From thousands of pictures on Flickr to coffee table books like The Ruins of Detroit and Detroit Disassembled, images of Detroit's decay surround us. It's easy to understand why we find them so fascinating --- more than any other city, Detroit in the mid-twentieth century embodied the unprecedented manufacturing might of the United States and the plausibility of the upward mobility story central to American identity. Looking at photographs of the city's abandoned and crumbling schools and factories and houses (Detroit has lost more than half its peak population) makes that America, so near in collective memory, feel impossibly distant. But the obvious downside to the sea of Detroit-in-ruins images is that they can lead you to forget that the city is still home to 700,000 people, many of whom are fighting to save what remains. Heidi Ewing and Rachel Grady's Detropia, which opened this weekend to block-long lines at the IFC Center, tells the human side of Detroit's story.

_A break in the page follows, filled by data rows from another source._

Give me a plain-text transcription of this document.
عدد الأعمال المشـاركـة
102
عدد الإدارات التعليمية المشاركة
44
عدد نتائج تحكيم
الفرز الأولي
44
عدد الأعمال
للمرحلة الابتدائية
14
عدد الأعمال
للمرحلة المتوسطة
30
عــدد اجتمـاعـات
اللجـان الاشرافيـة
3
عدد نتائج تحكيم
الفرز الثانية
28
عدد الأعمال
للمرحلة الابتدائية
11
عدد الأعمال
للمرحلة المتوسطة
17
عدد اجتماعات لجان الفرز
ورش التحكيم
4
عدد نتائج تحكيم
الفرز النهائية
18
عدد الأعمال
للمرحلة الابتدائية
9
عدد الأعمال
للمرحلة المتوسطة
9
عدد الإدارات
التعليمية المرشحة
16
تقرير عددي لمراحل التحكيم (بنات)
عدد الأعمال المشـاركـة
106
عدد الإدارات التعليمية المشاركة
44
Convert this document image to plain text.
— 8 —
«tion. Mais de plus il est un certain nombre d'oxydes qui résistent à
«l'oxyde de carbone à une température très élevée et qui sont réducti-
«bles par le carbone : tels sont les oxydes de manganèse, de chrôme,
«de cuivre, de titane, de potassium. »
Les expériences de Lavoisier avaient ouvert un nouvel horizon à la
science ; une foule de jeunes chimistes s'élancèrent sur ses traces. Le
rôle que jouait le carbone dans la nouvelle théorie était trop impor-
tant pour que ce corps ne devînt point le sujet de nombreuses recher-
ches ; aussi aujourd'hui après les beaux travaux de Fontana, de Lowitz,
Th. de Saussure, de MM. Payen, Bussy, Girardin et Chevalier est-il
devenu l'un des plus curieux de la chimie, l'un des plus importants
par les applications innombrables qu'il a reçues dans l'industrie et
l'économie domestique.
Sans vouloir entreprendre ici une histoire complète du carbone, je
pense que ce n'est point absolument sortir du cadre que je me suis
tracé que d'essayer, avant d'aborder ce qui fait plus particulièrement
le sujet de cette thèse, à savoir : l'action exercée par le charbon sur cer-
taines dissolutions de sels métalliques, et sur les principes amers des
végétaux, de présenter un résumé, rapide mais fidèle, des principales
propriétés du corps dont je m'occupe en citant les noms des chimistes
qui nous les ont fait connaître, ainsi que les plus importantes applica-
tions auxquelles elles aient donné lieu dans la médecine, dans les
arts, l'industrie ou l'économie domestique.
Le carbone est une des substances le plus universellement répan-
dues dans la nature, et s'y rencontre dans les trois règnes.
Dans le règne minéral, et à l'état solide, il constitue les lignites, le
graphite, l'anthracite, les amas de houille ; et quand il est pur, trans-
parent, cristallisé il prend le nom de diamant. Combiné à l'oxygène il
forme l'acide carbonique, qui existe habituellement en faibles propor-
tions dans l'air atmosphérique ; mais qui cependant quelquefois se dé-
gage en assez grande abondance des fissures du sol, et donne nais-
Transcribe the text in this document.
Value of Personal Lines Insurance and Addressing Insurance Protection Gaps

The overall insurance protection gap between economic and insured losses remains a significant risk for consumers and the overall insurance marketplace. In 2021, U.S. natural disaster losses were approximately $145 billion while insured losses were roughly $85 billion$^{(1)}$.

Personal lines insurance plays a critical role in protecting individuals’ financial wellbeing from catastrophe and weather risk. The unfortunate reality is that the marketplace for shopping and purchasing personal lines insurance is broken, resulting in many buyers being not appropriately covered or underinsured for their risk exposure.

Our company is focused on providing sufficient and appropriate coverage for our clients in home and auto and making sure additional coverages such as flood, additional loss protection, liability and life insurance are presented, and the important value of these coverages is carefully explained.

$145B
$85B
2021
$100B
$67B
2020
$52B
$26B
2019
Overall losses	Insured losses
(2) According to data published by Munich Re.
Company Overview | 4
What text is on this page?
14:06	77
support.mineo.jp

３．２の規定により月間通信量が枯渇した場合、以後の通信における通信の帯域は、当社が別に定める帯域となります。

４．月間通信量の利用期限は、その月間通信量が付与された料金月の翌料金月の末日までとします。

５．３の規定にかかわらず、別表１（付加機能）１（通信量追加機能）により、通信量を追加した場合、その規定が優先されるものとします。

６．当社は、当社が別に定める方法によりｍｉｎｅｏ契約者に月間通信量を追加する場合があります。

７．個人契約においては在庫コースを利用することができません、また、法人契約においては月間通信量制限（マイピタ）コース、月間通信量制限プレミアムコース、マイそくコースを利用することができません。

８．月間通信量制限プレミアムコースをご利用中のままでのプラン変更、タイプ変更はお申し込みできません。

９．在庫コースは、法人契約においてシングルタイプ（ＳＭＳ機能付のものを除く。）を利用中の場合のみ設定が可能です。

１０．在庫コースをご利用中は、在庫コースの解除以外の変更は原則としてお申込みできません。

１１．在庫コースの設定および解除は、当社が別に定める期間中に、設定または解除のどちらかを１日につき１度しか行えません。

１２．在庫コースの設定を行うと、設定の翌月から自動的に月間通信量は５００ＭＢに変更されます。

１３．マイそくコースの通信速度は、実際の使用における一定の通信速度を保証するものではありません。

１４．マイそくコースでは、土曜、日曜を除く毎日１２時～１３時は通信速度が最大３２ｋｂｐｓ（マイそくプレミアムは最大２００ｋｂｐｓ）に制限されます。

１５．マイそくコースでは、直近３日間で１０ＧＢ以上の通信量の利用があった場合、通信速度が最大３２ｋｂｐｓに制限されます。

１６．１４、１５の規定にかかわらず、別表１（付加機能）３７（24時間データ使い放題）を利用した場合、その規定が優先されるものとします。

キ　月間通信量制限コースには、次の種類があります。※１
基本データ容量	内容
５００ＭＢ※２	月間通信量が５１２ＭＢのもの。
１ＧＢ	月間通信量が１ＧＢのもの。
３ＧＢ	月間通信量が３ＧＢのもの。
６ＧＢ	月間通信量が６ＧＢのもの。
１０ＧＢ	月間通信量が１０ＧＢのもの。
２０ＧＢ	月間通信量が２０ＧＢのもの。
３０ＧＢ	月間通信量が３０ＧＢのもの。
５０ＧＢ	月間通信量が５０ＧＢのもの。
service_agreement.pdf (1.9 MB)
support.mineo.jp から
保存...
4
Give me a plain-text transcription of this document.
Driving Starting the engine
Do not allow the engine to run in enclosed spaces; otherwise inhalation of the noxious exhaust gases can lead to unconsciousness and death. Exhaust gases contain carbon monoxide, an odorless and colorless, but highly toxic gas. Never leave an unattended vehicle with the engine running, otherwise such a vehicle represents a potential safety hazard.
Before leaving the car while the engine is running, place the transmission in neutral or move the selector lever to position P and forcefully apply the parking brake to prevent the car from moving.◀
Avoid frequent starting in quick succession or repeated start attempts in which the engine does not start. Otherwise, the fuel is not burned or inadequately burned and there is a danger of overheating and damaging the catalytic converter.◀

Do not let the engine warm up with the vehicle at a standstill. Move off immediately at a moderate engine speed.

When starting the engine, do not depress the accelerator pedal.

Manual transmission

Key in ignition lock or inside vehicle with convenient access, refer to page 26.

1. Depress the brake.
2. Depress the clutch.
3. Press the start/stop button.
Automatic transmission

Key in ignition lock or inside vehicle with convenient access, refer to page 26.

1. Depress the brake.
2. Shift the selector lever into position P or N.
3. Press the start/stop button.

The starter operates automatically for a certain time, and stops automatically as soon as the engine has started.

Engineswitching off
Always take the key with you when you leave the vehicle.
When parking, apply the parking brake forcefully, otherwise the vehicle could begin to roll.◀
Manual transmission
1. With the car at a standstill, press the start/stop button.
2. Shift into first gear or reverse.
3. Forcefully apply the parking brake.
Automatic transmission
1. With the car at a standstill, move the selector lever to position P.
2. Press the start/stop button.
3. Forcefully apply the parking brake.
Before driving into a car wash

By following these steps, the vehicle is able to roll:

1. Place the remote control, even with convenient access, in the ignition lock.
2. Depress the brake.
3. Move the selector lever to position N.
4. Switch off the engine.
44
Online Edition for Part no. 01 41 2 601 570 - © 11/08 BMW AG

Detropia weaves the lives of a variety of Detroiters --- a lounge owner, a union president, a video blogger --- together with the life of the entire city, as services to depleted areas get cut and the mayor tries to implement a plan to consolidate people in the remaining pockets of dense population. Eschewing narration, the filmmakers let residents speak for themselves: some voices are inarticulate or even delusional (several people blame a referent-less "They" for wrecking the city, as though Detroit's problems could be laid at the feet of a single malevolent agent), while others are acutely perceptive and endearingly optimistic. All, however, are defiant, crackling with a refusal to give up on the city, and in the Q-and-A afterwards, Ewing and Grady emphasized the fighting spirit of everyone they spoke with.
The movie cannot offer solutions, of course, but it does give grounds for hope: the effects of Obama's rescue of the auto industry are documented in the increased hiring at the GM plant, and the film touches on the Detroit-is-the-new-Brooklyn story that's been getting some play as a result of the rise in college-educated young people moving to downtown Detroit. And Ewing and Grady, along with their tremendously talented cinematographers, emphasize the city's resilience not merely through its people, but through some remarkable images: a shot of a sheared wall of a building waving in the breeze with skyscraper lights in the background is probably the most simultaneously haunting and inspiring thing we've seen in a movie this year.